Will Solana Hold $80? SOL DEX Volumes Drop to 2024 Lows as Ethereum L2s Gain Ground
Solana is testing a critical floor. SOL dropped 11% after rejecting $93 last Wednesday, and decentralized exchange volumes on the network just hit their lowest point since September 2024. The question isn’t whether Solana is bleeding — it’s whether the $80 support can survive what’s coming next.

Solana DEX Volumes Drop to Lowest Level Since 2024
Here’s the raw data: Solana DEX volumes plummeted to $55.5 billion in March. That’s a steep fall from the frothy numbers we saw in late 2025. Network fees tell the same story — $18.5 million in March, down 42% from January’s $30 million.

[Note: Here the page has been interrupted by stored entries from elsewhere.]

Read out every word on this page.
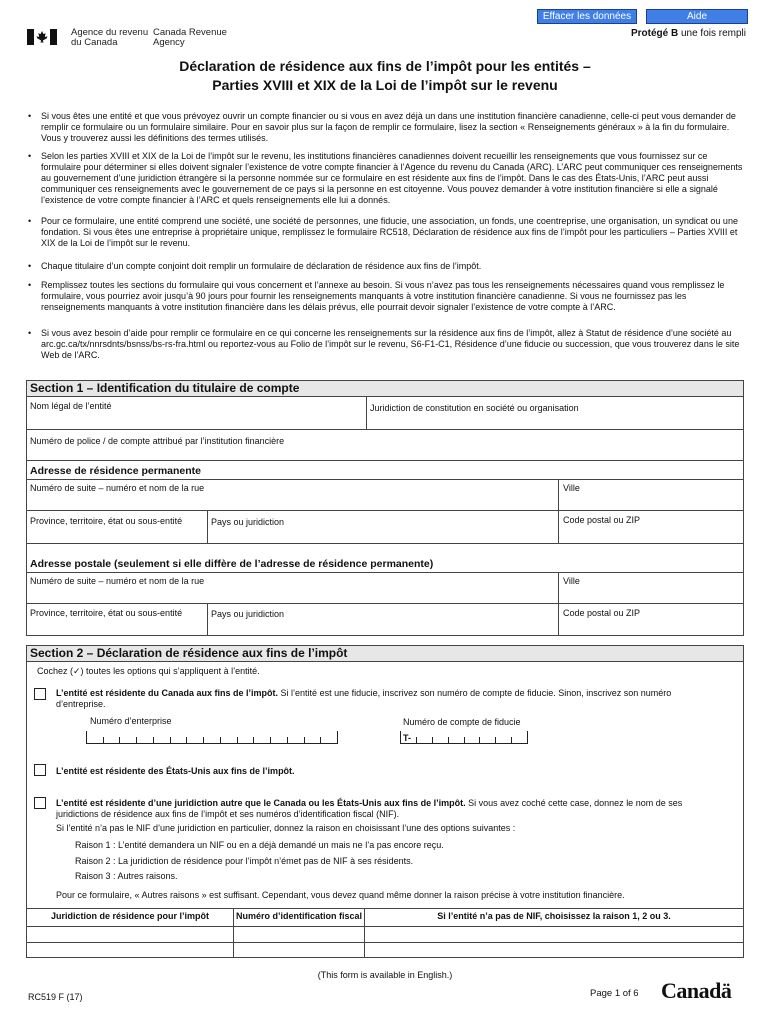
Effacer les données	Aide
Agence du revenu
du Canada
Canada Revenue
Agency
Protégé B une fois rempli
Déclaration de résidence aux fins de l’impôt pour les entités –
Parties XVIII et XIX de la Loi de l’impôt sur le revenu
• Si vous êtes une entité et que vous prévoyez ouvrir un compte financier ou si vous en avez déjà un dans une institution financière canadienne, celle-ci peut vous demander de remplir ce formulaire ou un formulaire similaire. Pour en savoir plus sur la façon de remplir ce formulaire, lisez la section « Renseignements généraux » à la fin du formulaire. Vous y trouverez aussi les définitions des termes utilisés.
• Selon les parties XVIII et XIX de la Loi de l’impôt sur le revenu, les institutions financières canadiennes doivent recueillir les renseignements que vous fournissez sur ce formulaire pour déterminer si elles doivent signaler l’existence de votre compte financier à l’Agence du revenu du Canada (ARC). L’ARC peut communiquer ces renseignements au gouvernement d’une juridiction étrangère si la personne nommée sur ce formulaire en est résidente aux fins de l’impôt. Dans le cas des États-Unis, l’ARC peut aussi communiquer ces renseignements avec le gouvernement de ce pays si la personne en est citoyenne. Vous pouvez demander à votre institution financière si elle a signalé l’existence de votre compte financier à l’ARC et quels renseignements elle lui a donnés.
• Pour ce formulaire, une entité comprend une société, une société de personnes, une fiducie, une association, un fonds, une coentreprise, une organisation, un syndicat ou une fondation. Si vous êtes une entreprise à propriétaire unique, remplissez le formulaire RC518, Déclaration de résidence aux fins de l’impôt pour les particuliers – Parties XVIII et XIX de la Loi de l’impôt sur le revenu.
• Chaque titulaire d’un compte conjoint doit remplir un formulaire de déclaration de résidence aux fins de l’impôt.
• Remplissez toutes les sections du formulaire qui vous concernent et l’annexe au besoin. Si vous n’avez pas tous les renseignements nécessaires quand vous remplissez le formulaire, vous pourriez avoir jusqu’à 90 jours pour fournir les renseignements manquants à votre institution financière canadienne. Si vous ne fournissez pas les renseignements manquants à votre institution financière dans les délais prévus, elle pourrait devoir signaler l’existence de votre compte à l’ARC.
• Si vous avez besoin d’aide pour remplir ce formulaire en ce qui concerne les renseignements sur la résidence aux fins de l’impôt, allez à Statut de résidence d’une société au arc.gc.ca/tx/nnrsdnts/bsnss/bs-rs-fra.html ou reportez-vous au Folio de l’impôt sur le revenu, S6-F1-C1, Résidence d’une fiducie ou succession, que vous trouverez dans le site Web de l’ARC.
Section 1 – Identification du titulaire de compte
Nom légal de l’entité	Juridiction de constitution en société ou organisation
Numéro de police / de compte attribué par l’institution financière
Adresse de résidence permanente
Numéro de suite – numéro et nom de la rue	Ville
Province, territoire, état ou sous-entité	Pays ou juridiction	Code postal ou ZIP
Adresse postale (seulement si elle diffère de l’adresse de résidence permanente)
Numéro de suite – numéro et nom de la rue	Ville
Province, territoire, état ou sous-entité	Pays ou juridiction	Code postal ou ZIP
Section 2 – Déclaration de résidence aux fins de l’impôt
Cochez (✓) toutes les options qui s’appliquent à l’entité.
L’entité est résidente du Canada aux fins de l’impôt. Si l’entité est une fiducie, inscrivez son numéro de compte de fiducie. Sinon, inscrivez son numéro d’entreprise.
Numéro d’enterprise	Numéro de compte de fiducie
T-
L’entité est résidente des États-Unis aux fins de l’impôt.
L’entité est résidente d’une juridiction autre que le Canada ou les États-Unis aux fins de l’impôt. Si vous avez coché cette case, donnez le nom de ses juridictions de résidence aux fins de l’impôt et ses numéros d’identification fiscal (NIF).
Si l’entité n’a pas le NIF d’une juridiction en particulier, donnez la raison en choisissant l’une des options suivantes :
Raison 1 : L’entité demandera un NIF ou en a déjà demandé un mais ne l’a pas encore reçu.
Raison 2 : La juridiction de résidence pour l’impôt n’émet pas de NIF à ses résidents.
Raison 3 : Autres raisons.
Pour ce formulaire, « Autres raisons » est suffisant. Cependant, vous devez quand même donner la raison précise à votre institution financière.
Juridiction de résidence pour l’impôt	Numéro d’identification fiscal	Si l’entité n’a pas de NIF, choisissez la raison 1, 2 ou 3.
(This form is available in English.)
RC519 F (17)	Page 1 of 6 Canadä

Most of the decline traces directly back to shrinking DEX activity.
Compare that to Ethereum. ETH DEX volumes came in at $41 billion in March, down only 23% from two months prior. But here’s the real kicker: when you aggregate Ethereum’s layer-2 blockchains — Base, Arbitrum, Polygon, and Optimism — Ethereum’s DEX market share jumped to 42% in March, up from 33% in January. Solana’s dominance is being chipped away from both sides.

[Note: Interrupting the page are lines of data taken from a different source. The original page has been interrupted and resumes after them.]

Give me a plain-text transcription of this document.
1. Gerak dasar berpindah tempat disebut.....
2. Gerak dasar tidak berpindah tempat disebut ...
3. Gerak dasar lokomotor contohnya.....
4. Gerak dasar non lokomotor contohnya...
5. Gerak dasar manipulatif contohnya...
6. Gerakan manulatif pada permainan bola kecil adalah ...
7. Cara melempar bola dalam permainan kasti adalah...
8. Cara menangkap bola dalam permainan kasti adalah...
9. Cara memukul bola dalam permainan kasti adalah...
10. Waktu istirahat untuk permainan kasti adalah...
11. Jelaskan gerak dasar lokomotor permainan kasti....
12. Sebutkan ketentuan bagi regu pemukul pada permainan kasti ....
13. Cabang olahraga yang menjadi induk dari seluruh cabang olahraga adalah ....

Why SOL Price Support at $80 Matters Right Now
SOL has tested the $80 level multiple times in recent weeks. Each bounce gets weaker. Traders are eyeing $75 as the next stop if this floor breaks, and honestly, the on-chain data isn’t giving bulls much to work with.
But there’s a counterargument, and it’s worth hearing. Solana still leads in one metric nobody talks about enough: DApp revenue. Thirteen Solana-based DApps generated over $1 million in the past 30 days. Ethereum had 11. BNB Chain and Base? Four each. That’s not a dying network — that’s a network where developers are actually making money.

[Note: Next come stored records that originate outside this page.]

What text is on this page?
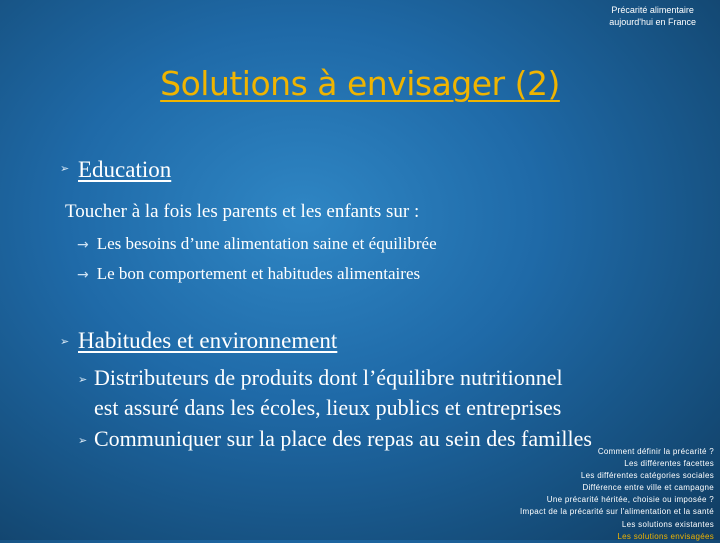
Précarité alimentaire
aujourd'hui en France
Solutions à envisager (2)
➢ Education
Toucher à la fois les parents et les enfants sur :
→ Les besoins d’une alimentation saine et équilibrée
→ Le bon comportement et habitudes alimentaires
➢ Habitudes et environnement
➢ Distributeurs de produits dont l’équilibre nutritionnel
est assuré dans les écoles, lieux publics et entreprises
➢ Communiquer sur la place des repas au sein des familles
Comment définir la précarité ?
Les différentes facettes
Les différentes catégories sociales
Différence entre ville et campagne
Une précarité héritée, choisie ou imposée ?
Impact de la précarité sur l'alimentation et la santé
Les solutions existantes
Les solutions envisagées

Solana vs Ethereum: The L2 Squeeze Is Real
The broader picture is this: Ethereum’s layer-2 strategy is working. With Bitcoin and equities rallying on Iran war de-escalation hopes, capital is rotating — and some of it is flowing into Ethereum’s ecosystem rather than back into Solana. Ethereum’s temporary data blobs have made L2 transactions cheaper, and traders are following the cost savings.
Solana’s pitch has always been speed and low cost on a single chain. But when Ethereum’s L2s offer comparable fees with deeper liquidity and more institutional integrations — Solana recently landed Mastercard and Western Union on a new dev platform, and that matters — the competitive moat narrows.
What Should SOL Holders Do Right Now?
If you’re holding SOL, watch the $80 level like a hawk. A clean break below with volume confirmation likely sends it to $75 quickly. But if it holds through this week with DApp revenue staying strong, there’s a case for a bounce back toward $90.
For new buyers: this isn’t the moment to chase. Wait for either a confirmed bounce off $80 with rising volume, or a flush to $75 where the risk-reward improves. Patience beats conviction in a market this nervous.
The Solana ecosystem isn’t dead — far from it. But the easy money from memecoin DEX frenzies is gone. What’s left is the harder, slower game of building real revenue. Thirteen million-dollar DApps suggest that game is being played well. Whether it’s enough to defend $80 is the question April will answer.